THE HARDER THEY FALL is an explosive western, with a great soundtrack and Christian allusions, combined with complex yet provocative moral themes. For example, several of the songs in the soundtrack contain Christian references. One mentions the Bible and faith, another mentions having a changed soul, and a third song almost becomes a gospel song, with a chorus singing the lyrics, “And when we get there, we shall sing across the heaven love shall ring.” Also, in one of several confrontations, Rufus Buck tells Nat he carved the Crucifix on Nat’s forehead so he would recognize Nat if he ever saw him coming to take his revenge. There’s an echo of ultimate judgment in his statement, as if Nat eventually will bring divine judgment on Rufus for the crimes he’s done. When the final showdown finally comes, however, the differences between Nat and Rufus are not so black and white.

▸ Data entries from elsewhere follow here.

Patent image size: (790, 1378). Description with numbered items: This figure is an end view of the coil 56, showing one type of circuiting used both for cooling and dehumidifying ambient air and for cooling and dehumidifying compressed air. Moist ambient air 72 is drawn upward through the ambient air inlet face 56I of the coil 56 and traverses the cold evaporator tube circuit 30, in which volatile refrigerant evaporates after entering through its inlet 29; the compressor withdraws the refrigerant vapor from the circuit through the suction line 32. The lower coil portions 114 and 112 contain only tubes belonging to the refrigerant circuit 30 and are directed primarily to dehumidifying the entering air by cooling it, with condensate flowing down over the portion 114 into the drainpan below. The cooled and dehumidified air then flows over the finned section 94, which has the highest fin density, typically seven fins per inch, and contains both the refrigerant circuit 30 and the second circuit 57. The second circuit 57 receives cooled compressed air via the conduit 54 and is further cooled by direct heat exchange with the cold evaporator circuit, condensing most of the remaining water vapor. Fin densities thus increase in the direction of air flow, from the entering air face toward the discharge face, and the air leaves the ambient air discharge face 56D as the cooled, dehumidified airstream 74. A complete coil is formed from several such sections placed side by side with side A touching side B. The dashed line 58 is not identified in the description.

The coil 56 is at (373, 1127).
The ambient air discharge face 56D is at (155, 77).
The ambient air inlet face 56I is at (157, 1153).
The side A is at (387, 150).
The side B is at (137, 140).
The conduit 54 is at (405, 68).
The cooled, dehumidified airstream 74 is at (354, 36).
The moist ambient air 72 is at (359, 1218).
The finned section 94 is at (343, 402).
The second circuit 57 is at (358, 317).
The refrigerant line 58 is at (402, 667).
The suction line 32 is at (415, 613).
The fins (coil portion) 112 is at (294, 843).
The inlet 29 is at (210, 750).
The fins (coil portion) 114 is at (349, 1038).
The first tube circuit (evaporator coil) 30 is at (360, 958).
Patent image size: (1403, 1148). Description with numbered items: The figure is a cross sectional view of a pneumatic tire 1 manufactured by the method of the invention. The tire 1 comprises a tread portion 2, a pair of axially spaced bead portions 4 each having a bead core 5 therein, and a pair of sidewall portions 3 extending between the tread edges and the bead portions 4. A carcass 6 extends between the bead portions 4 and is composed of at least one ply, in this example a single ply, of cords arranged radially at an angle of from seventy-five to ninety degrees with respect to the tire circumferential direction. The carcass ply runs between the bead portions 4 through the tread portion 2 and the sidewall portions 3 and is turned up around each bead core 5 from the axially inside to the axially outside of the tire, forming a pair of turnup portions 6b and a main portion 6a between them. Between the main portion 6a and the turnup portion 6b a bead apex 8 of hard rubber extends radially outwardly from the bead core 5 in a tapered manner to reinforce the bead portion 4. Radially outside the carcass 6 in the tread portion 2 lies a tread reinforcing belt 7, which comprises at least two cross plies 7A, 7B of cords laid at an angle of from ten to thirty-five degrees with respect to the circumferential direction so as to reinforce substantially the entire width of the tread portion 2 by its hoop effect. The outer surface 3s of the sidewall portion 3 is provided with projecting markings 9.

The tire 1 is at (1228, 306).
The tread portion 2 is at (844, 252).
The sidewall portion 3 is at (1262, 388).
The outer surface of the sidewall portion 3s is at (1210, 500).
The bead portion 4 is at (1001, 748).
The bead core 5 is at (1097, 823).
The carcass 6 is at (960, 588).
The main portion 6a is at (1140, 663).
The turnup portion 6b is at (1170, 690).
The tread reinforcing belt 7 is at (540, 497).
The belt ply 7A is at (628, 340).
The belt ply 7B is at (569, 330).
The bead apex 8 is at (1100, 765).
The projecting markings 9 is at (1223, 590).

That said, THE HARDER THEY FALL has too many characters and too many subplots. The gunfights at the end could be compressed. Thus, it drags in some places. THE HARDER THEY FALL also has many intense bloody gunfights, a revenge theme, many gratuitous, anachronistic “f” words, some strong profanities, and other negative content. So, MOVIEGUIDE® advises extreme caution.